Patrícia FariasA negação do Brasil tem a ver com esse processo, não? Você já disse em entrevistas que esse filme resume sua própria trajetória e suas preocupações com a imagem e a participação dos negros no processo social brasileiro.

Joel Zito Araújo – É, nessa época da faculdade eu trabalhava como bancário e fazia parte do movimento cineclubista mineiro, isso já em Belo Horizonte. Passávamos filmes em bairros operários, tínhamos compromisso político ligado ao cinema. O meu cinema negro começou a ser gestado em 1984, quando fui para São Paulo. Fiz mestrado em Sociologia da Educação na UFMG e depois fui para lá. E foi em São Paulo que conheci muita gente, tive muitas trocas com intelectuais negros: Hédio Silva Jr., Cida Bento, Arnaldo Xavier, poeta concreto negro, Sueli Carneiro, Matilde Ribeiro…. Antes, em Belo Horizonte, eu tinha entrado para o PT, fui integrante do grupo de Criação do PT em Minas, e quando fui para São Paulo fui trabalhar no Dieese, coordenando a parte de audiovisual da entidade.
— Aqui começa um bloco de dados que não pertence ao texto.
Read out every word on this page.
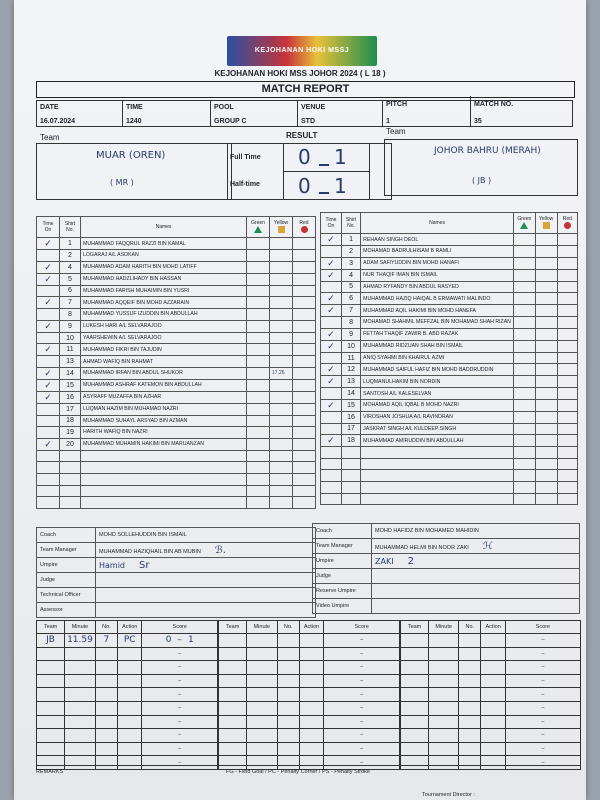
KEJOHANAN HOKI MSSJ
KEJOHANAN HOKI MSS JOHOR 2024 ( L 18 )
MATCH REPORT
DATE
16.07.2024
TIME
1240
POOL
GROUP C
VENUE
STD
PITCH
1
MATCH NO.
35
Team	RESULT	Team
MUAR (OREN)
( MR )
Full Time
Half-time
0 1
0 1
JOHOR BAHRU (MERAH)
( JB )
Time
On	Shirt
No.	Names	Green	Yellow	Red

✓	1	MUHAMMAD FAQQRUL RAZZI BIN KAMAL			
	2	LOGARAJ A/L ASOKAN			
✓	4	MUHAMMAD ADAM HARITH BIN MOHD LATIFF			
✓	5	MUHAMMAD HADZLIHADY BIN HASSAN			
	6	MUHAMMAD FARISH MUHAIMIN BIN YUSRI			
✓	7	MUHAMMAD AQQEIF BIN MOHD AZZARAIN			
	8	MUHAMMAD YUSSUF IZUDDIN BIN ABDULLAH			
✓	9	LUKESH HARI A/L SELVARAJOO			
	10	YAARSHEWIN A/L SELVARAJOO			
✓	11	MUHAMMAD FIKRI BIN TAJUDIN			
	13	AHMAD WAFIQ BIN RAHMAT			
✓	14	MUHAMMAD IRFAN BIN ABDUL SHUKOR		17.26	
✓	15	MUHAMMAD ASHRAF KATEMON BIN ABDULLAH			
✓	16	ASYRAFF MUZAFFA BIN AZHAR			
	17	LUQMAN HAZIM BIN MUHAMAD NAZRI			
	18	MUHAMMAD SUHAYL ARSYAD BIN AZMAN			
	19	HARITH WAFIQ BIN NAZRI			
✓	20	MUHAMMAD MUHAMIN HAKIMI BIN MARUANZAN			

Time
On	Shirt
No.	Names	Green	Yellow	Red

✓	1	REHAAN SINGH DEOL			
	2	MOHAMAD BADRULHISAM B RAMLI			
✓	3	ADAM SAFIYUDDIN BIN MOHD HANAFI			
✓	4	NUR THAQIF IMAN BIN ISMAIL			
	5	AHMAD RYFANDY BIN ABDUL RASYED			
✓	6	MUHAMMAD HAZIQ HAIQAL B ERMAWATI MALINDO			
✓	7	MUHAMMAD AQIL HAKIMI BIN MOHD HANEFA			
	8	MOHAMAD SHAHMIL MEFFZAL BIN MOHAMAD SHAH RIZAN			
✓	9	FETTAH THAQIF ZAWIR B. ABD RAZAK			
✓	10	MUHAMMAD RIDZUAN SHAH BIN ISMAIL			
	11	ANIQ SYAHMI BIN KHAIRUL AZMI			
✓	12	MUHAMMAD SAIFUL HAFIZ BIN MOHD BADDRUDDIN			
✓	13	LUQMANULHAKIM BIN NORDIN			
	14	SANTOSH A/L KALESELVAN			
✓	15	MOHAMAD AQIL IQBAL B MOHD NAZRI			
	16	VIROSHAN JOSHUA A/L RAVINDRAN			
	17	JASKRAT SINGH A/L KULDEEP SINGH			
✓	18	MUHAMMAD AMIRUDDIN BIN ABDULLAH			

Coach	MOHD SOLLEHUDDIN BIN ISMAIL
Team Manager	MUHAMMAD HAZIQHAIL BIN AB MUBIN ℬ.
Umpire	Hamid Sr
Judge	
Technical Officer	
Assessor	
Coach	MOHD HAFIDZ BIN MOHAMED MAHIDIN
Team Manager	MUHAMMAD HELMI BIN NOOR ZAKI ℋ
Umpire	ZAKI 2
Judge	
Reserve Umpire	
Video Umpire	
Team	Minute	No.	Action	Score
JB	11.59	7	PC	0 – 1
				–
				–
				–
				–
				–
				–
				–
				–
				–
Team	Minute	No.	Action	Score
				–
				–
				–
				–
				–
				–
				–
				–
				–
				–
Team	Minute	No.	Action	Score
				–
				–
				–
				–
				–
				–
				–
				–
				–
				–
REMARKS	FG - Field Goal / PC - Penalty Corner / PS - Penalty Stroke
Tournament Director :
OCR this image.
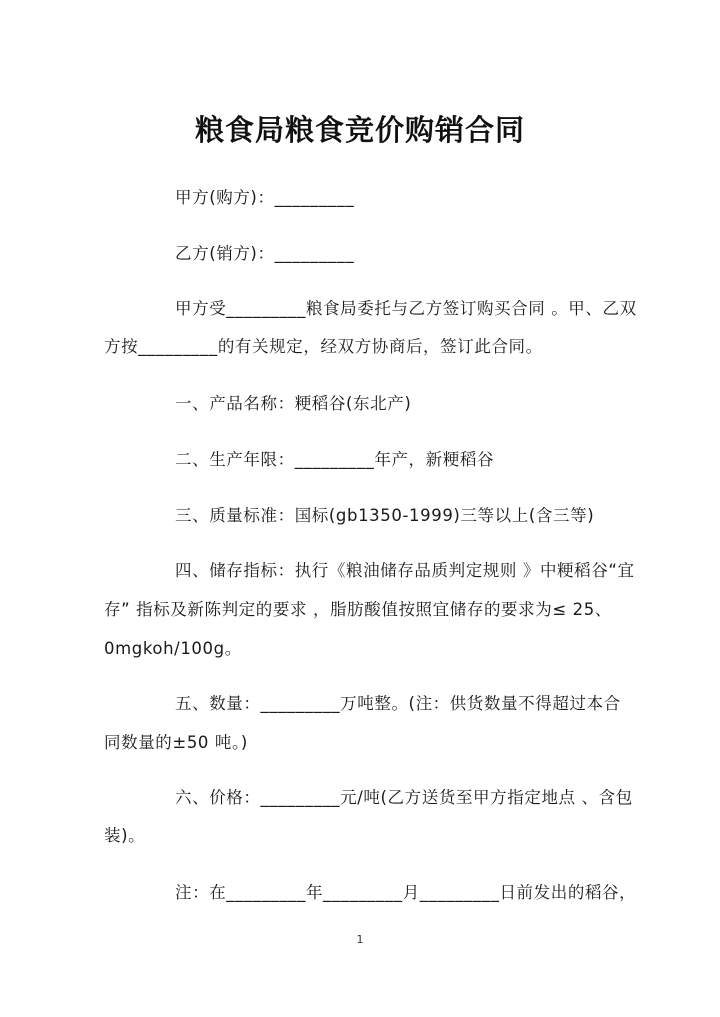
粮食局粮食竞价购销合同
甲方(购方)：_________
乙方(销方)：_________
甲方受_________粮食局委托与乙方签订购买合同 。甲、乙双
方按_________的有关规定，经双方协商后，签订此合同。
一、产品名称：粳稻谷(东北产)
二、生产年限：_________年产，新粳稻谷
三、质量标准：国标(gb1350-1999)三等以上(含三等)
四、储存指标：执行《粮油储存品质判定规则 》中粳稻谷“宜
存” 指标及新陈判定的要求 ，脂肪酸值按照宜储存的要求为≤ 25、
0mgkoh/100g。
五、数量：_________万吨整。(注：供货数量不得超过本合
同数量的±50 吨。)
六、价格：_________元/吨(乙方送货至甲方指定地点 、含包
装)。
注：在_________年_________月_________日前发出的稻谷，
1
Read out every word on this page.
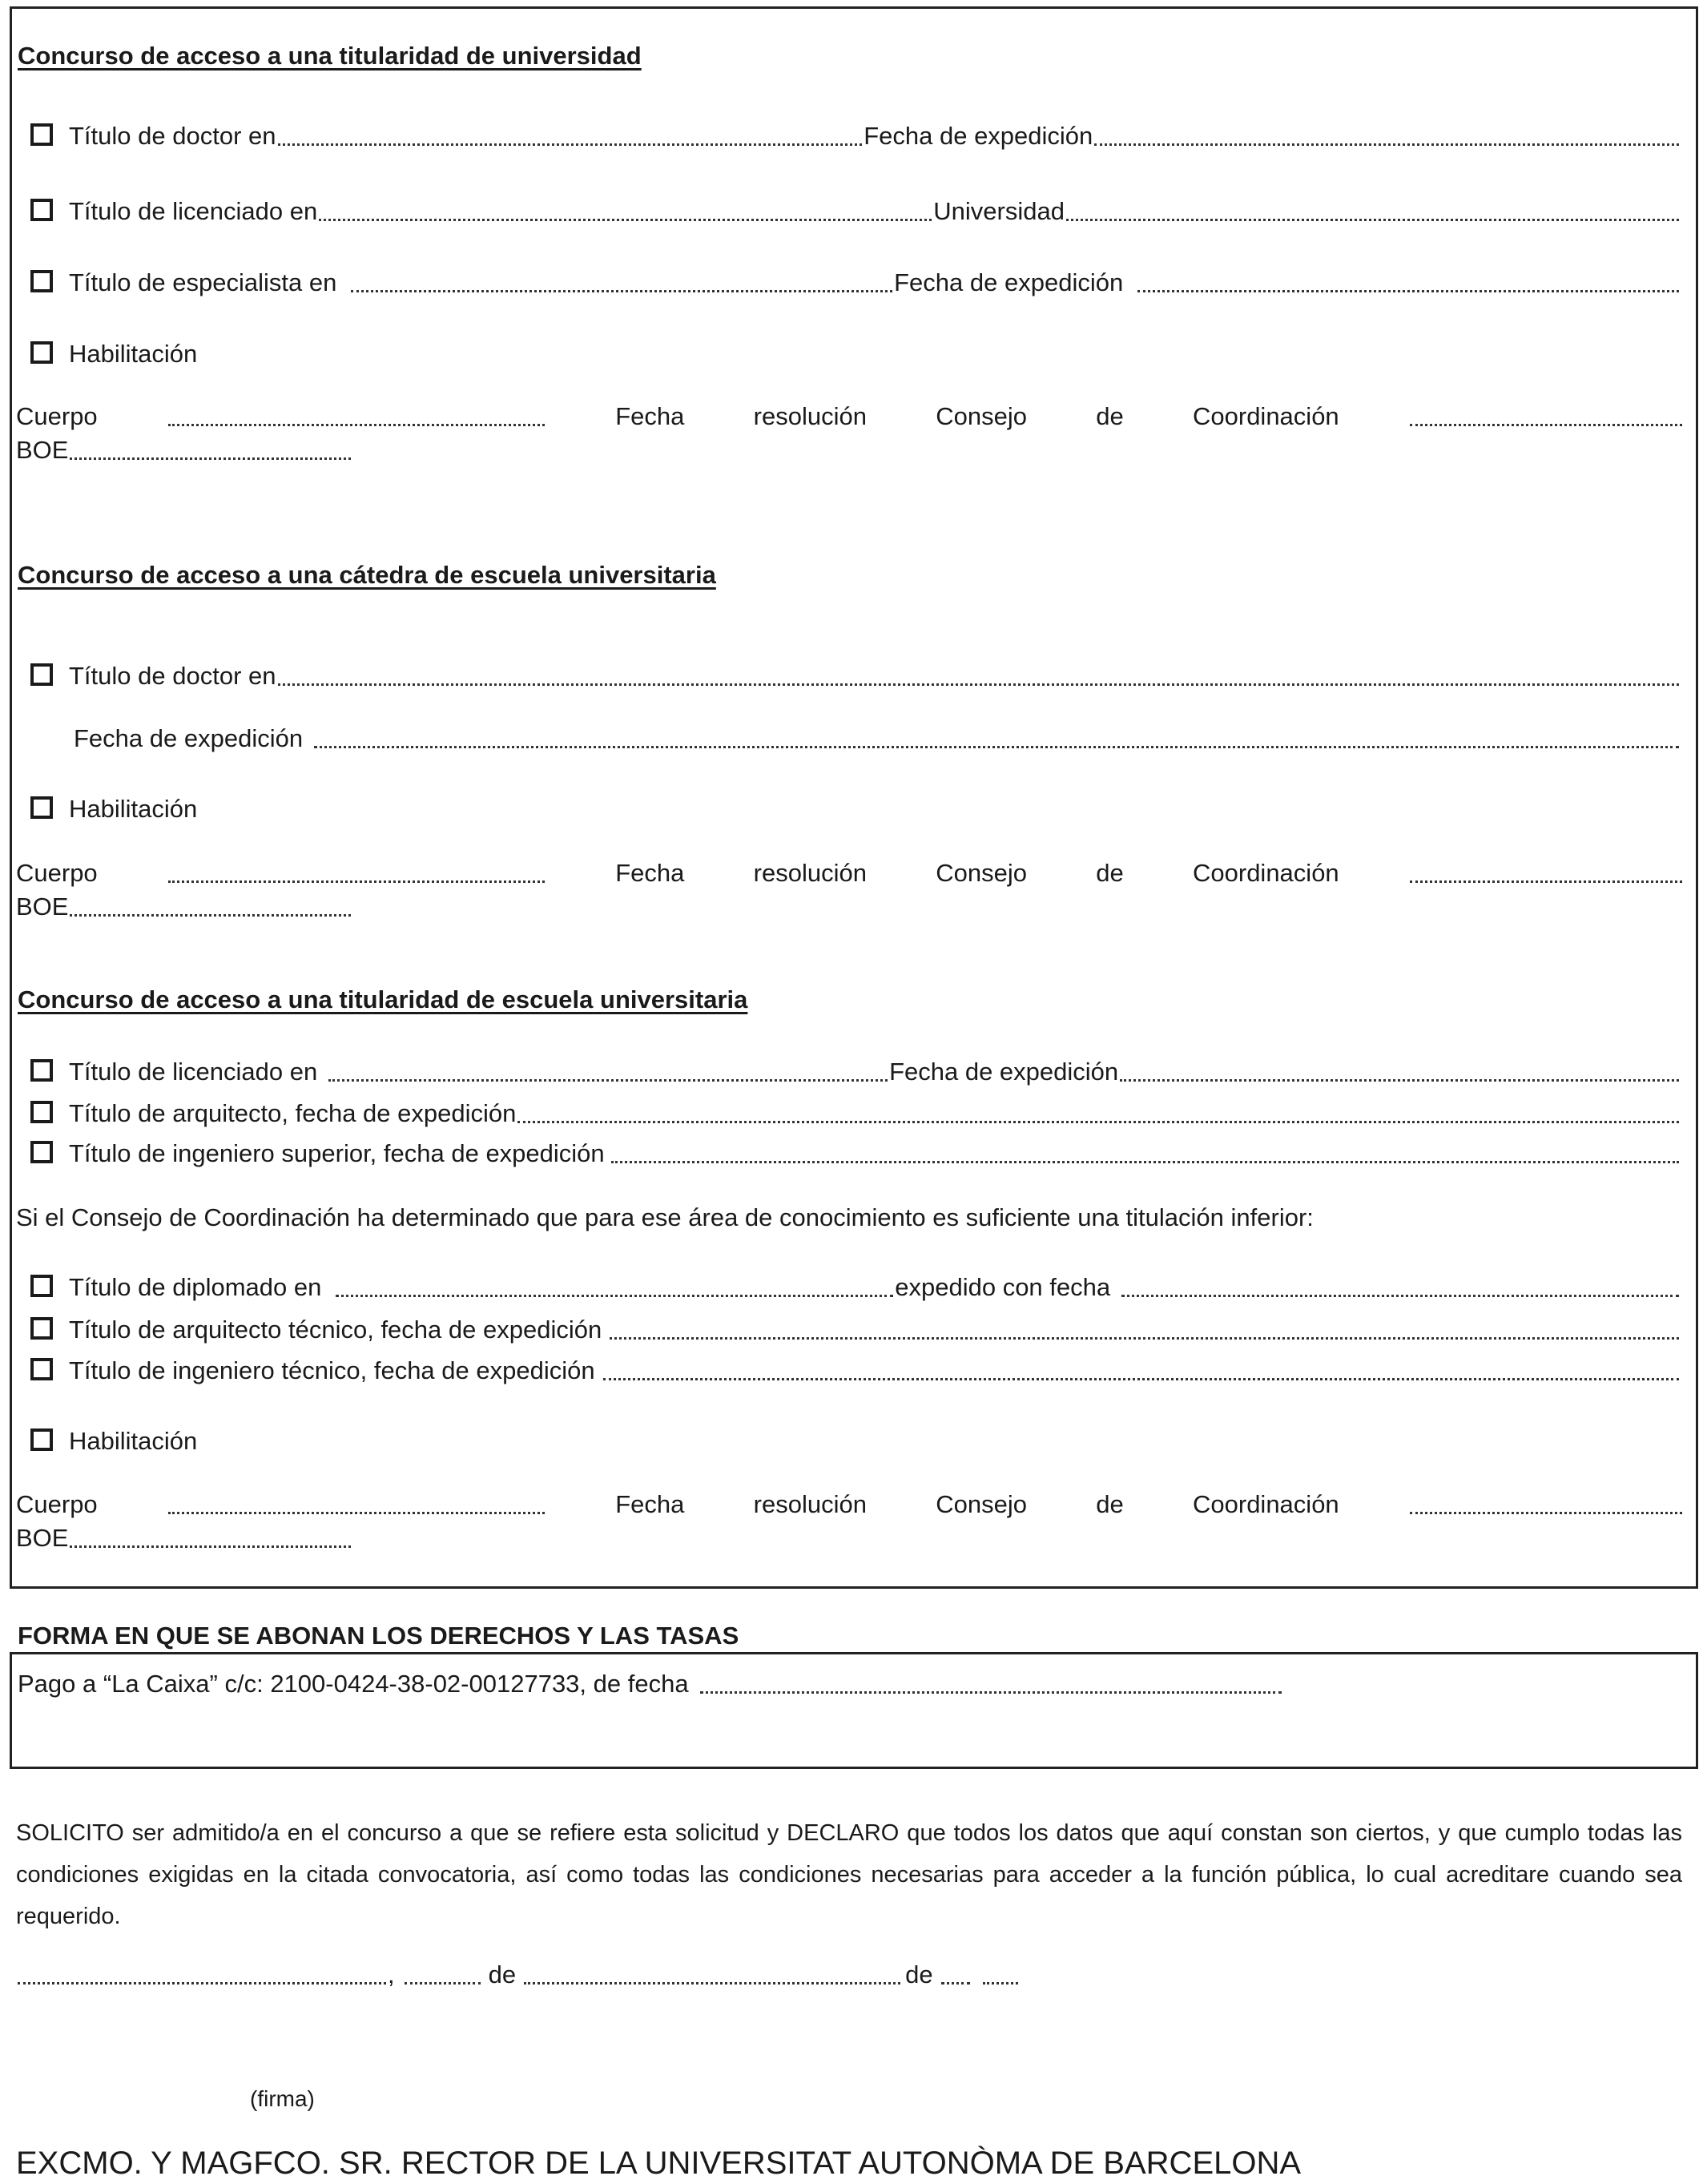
Concurso de acceso a una titularidad de universidad
Título de doctor en	Fecha de expedición
Título de licenciado en	Universidad
Título de especialista en	Fecha de expedición
Habilitación
Cuerpo	Fecha	resolución	Consejo	de	Coordinación
BOE
Concurso de acceso a una cátedra de escuela universitaria
Título de doctor en
Fecha de expedición
Habilitación
Cuerpo	Fecha	resolución	Consejo	de	Coordinación
BOE
Concurso de acceso a una titularidad de escuela universitaria
Título de licenciado en	Fecha de expedición
Título de arquitecto, fecha de expedición
Título de ingeniero superior, fecha de expedición
Si el Consejo de Coordinación ha determinado que para ese área de conocimiento es suficiente una titulación inferior:
Título de diplomado en	expedido con fecha
Título de arquitecto técnico, fecha de expedición
Título de ingeniero técnico, fecha de expedición
Habilitación
Cuerpo	Fecha	resolución	Consejo	de	Coordinación
BOE
FORMA EN QUE SE ABONAN LOS DERECHOS Y LAS TASAS
Pago a “La Caixa” c/c: 2100-0424-38-02-00127733, de fecha
SOLICITO ser admitido/a en el concurso a que se refiere esta solicitud y DECLARO que todos los datos que aquí constan son ciertos, y que cumplo todas las condiciones exigidas en la citada convocatoria, así como todas las condiciones necesarias para acceder a la función pública, lo cual acreditare cuando sea requerido.
,	de	de
(firma)
EXCMO. Y MAGFCO. SR. RECTOR DE LA UNIVERSITAT AUTONÒMA DE BARCELONA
No meu primeiro trabalho, em 1989, o filme Memórias de classe, sobre o movimento operário paulista, já introduzo o questionamento: e o negro, onde está nesta história? Esse trabalho é um docudrama e já apontava para a participação do negro no movimento operário. Porque a visão que se tinha era que o movimento operário havia sido formado a partir dos imigrantes brancos, dos operários anarquistas vindos da Europa. Mas pesquisando, vendo fotos, eu via que havia líderes negros nas manifestações, atuando com liderança. Então passei a desconfiar dessa história: o resultado é esse docudrama.

Em 1988 deixei de ser militante do PT, queria ser um artista e intelectual independente, e virei sócio da produtora de Renato Tapajós e Olga Futema, a Tapiri Cinema e Vídeo. A partir de então, passei a me dedicar totalmente ao cinema.

Joel Zito: “Meu papel é confrontar o racismo.”
Joel Zito: “Meu papel é confrontar o racismo.”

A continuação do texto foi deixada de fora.